Like those vacuum packed trout you buy, he could feel the shape of the body beneath the tight plastic – the head, the limbs, the lumps and ridges.

Over Run
Here the dead refuse to lie down and play dead. They aren’t mindless zombies, however: they rise from their graves for a purpose, because someone harbours a secret.
Two hundred sat on a burial mound where the voices of the five-thousand-year-old dead vibrated faintly through the clay to tickle the two hundred shriveled rumps.

Bite Back
An entity of total destructive evil pursues a man across Yorkshire. Featuring explosive – even implosive – action in Wakefield, Sheffield and Doncaster. This is a road-movie style thriller of mayhem and redemption.
The boy’s face jerked up as the glass roof exploded into crystals and the stone pillars burst under the impact.

Revelling in Brick
Someone once said that the universe is not only as strange as we can imagine, it is stranger than we can imagine. Here I imagined what would happen to a character if reality became stranger and more bizarre, and more disquieting, with every passing day.
The blade travelled smoothly. It was sharp and the dwarf was strong.

Sex, Savagery and Blood, Blood, Blood
The title says it all… well, almost. Hold on tight, you’re in for a hell of ride.
Oh, the love in the place. The love and the hate, and the fear and the pain, and the agony and the ecstasy…

Blood and Grit 21 fiction extras

… Beside the Seaside, Beside the Sea …
This story, which first appeared in BBR, was reprinted in a paperback anthology by the name of The Year’s Best Horror, edited by Karl Edward Wagner. Here’s an account of one of my encounters with Karl after the anthology was published.
I’m sitting by a pile of yellow books in the dealers’ room and waiting hopefully for customers. This slim volume is ‘Blood and Grit’, my first book. The occasion was Fantasycon in 1990, and it was a time when such legends as Karl Edward Wagner and Ronald Chetwynd-Hayes bestrode convention hotels. In fact, Karl dropped by to chat in his mellifluous American tones, ‘Simon, your royalty for the story in Year’s Best Horror amounts to one dollar thirty-six cents. Do you want the cash now, or would you prefer a beer?’
Karl was a living legend – the legend continues long after he’s gone. Cheers, Karl.

21 Skinner Lane
An all-new story to celebrate the collection’s reissue. Here, Kenny, the hero of ‘Skinner Lane’ is once more confronted with an evil that he thought he’d laid to rest twenty-one years ago.
His eyes locked onto the figure that was a grim totem of bones and dried-out guts.

A touch of Fear

The biggest UK horror magazine twenty-one years ago was Fear, edited by John Gilbert. Here are some extracts from a review of Blood and Grit, which appeared in the August, 1990 issue. I’d never had my work reviewed in a newsstand magazine before and, believe me, I read and re-read that review until the print was in danger of evaporating from the page – such was the intensity of my eyes as I read the thing!

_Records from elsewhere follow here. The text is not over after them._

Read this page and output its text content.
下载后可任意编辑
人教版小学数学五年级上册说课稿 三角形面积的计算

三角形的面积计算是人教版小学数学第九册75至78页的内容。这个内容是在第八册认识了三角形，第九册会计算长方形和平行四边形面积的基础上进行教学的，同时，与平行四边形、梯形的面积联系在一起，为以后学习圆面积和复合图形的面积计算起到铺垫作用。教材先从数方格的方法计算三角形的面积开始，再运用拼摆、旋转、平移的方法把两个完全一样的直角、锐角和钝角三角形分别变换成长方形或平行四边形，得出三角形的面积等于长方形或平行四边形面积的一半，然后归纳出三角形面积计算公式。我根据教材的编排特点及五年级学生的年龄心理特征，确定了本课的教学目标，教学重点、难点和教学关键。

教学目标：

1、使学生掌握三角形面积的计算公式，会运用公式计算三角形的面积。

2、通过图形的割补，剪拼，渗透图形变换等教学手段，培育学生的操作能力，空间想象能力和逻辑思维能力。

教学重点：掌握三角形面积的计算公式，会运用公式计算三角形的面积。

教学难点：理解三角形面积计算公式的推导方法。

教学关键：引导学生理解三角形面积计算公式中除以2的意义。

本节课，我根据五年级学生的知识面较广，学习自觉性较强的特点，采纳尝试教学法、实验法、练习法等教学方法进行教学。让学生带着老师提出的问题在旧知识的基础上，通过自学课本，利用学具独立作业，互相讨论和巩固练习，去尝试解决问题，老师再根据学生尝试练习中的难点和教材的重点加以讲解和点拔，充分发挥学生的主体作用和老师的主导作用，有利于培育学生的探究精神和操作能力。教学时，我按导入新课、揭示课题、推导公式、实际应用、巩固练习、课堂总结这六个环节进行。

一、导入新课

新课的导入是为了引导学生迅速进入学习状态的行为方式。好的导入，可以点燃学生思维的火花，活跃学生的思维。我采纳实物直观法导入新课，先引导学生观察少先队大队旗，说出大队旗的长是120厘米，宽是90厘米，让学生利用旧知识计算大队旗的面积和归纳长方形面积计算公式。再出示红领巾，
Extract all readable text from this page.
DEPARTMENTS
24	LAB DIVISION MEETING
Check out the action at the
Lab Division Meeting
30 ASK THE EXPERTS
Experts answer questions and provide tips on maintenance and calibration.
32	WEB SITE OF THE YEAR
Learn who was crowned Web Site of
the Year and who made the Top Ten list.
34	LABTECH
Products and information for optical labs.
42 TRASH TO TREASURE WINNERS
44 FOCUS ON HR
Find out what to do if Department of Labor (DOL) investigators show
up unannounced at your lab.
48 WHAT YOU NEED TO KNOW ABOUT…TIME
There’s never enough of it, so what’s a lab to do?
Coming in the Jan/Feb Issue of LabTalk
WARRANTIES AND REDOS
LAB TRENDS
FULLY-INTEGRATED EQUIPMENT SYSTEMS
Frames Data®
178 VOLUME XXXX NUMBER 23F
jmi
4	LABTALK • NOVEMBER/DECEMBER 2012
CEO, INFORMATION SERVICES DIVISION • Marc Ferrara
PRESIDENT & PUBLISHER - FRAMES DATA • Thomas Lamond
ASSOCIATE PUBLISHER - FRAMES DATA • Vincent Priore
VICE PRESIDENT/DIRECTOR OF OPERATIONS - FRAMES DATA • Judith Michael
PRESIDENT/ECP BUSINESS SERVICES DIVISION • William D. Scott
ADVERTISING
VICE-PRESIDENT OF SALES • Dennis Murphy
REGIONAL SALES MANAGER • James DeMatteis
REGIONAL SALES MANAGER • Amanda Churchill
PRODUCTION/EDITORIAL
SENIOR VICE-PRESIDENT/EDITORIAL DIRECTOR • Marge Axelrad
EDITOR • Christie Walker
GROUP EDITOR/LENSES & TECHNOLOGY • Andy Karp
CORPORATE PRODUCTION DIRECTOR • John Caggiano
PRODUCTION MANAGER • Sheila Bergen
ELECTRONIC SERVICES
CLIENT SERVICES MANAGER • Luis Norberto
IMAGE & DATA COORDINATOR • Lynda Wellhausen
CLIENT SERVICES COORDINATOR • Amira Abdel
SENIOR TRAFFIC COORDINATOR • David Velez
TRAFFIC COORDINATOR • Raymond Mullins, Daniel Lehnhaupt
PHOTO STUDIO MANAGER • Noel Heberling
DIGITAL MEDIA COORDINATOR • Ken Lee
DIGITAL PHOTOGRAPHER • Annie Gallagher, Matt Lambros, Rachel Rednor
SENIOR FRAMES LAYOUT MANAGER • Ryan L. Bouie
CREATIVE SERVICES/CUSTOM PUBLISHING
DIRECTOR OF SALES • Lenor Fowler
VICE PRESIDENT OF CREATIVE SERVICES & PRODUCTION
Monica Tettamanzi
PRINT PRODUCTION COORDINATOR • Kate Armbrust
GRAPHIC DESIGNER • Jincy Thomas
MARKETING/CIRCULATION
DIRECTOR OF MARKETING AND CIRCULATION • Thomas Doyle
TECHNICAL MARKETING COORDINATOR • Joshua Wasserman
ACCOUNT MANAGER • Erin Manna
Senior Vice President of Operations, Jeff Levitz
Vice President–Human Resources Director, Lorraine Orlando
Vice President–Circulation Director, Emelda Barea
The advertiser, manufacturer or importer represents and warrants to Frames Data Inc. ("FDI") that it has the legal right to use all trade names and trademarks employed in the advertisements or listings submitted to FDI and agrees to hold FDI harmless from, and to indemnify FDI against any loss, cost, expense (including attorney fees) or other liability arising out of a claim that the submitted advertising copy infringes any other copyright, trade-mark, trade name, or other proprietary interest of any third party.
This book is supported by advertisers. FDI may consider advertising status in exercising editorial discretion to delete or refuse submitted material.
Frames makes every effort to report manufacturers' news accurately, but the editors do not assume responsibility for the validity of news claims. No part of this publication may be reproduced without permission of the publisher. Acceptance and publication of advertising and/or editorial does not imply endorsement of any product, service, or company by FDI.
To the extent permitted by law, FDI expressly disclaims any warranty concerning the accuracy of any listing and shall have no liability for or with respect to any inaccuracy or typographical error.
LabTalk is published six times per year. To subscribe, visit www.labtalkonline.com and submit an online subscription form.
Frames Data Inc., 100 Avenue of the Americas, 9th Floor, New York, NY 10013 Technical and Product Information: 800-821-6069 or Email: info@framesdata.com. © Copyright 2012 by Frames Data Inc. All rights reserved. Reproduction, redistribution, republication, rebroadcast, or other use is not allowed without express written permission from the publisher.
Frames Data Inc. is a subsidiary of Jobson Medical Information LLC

Here’s part of that review: In the Clive Barker/Ramsey Campbell tradition of realistic rather than escapist horror, Simon Clark is the promising author of two stories in FEAR and another in DAW’s The Year’s Best Horror 14. Clark is from Yorkshire, and it shows. As the title suggests, the six stories in Blood and Grit set visceral horror against a background of Northern grime… all the stories resonate and confront, while the dialogue and descriptions ring true. Reviewed by Graham Evans, he awarded a three out of a possible four skulls.

Appearing in that issue of Fear, reviews of the films Dark Angel and Total Recall, and in books: Moonheart by Charles De Lint and David Morrell’s The Fifth Profession. We were also treated to fiction by Freda Warrington, Stephen Harris, James Herbert, and other new and established writers.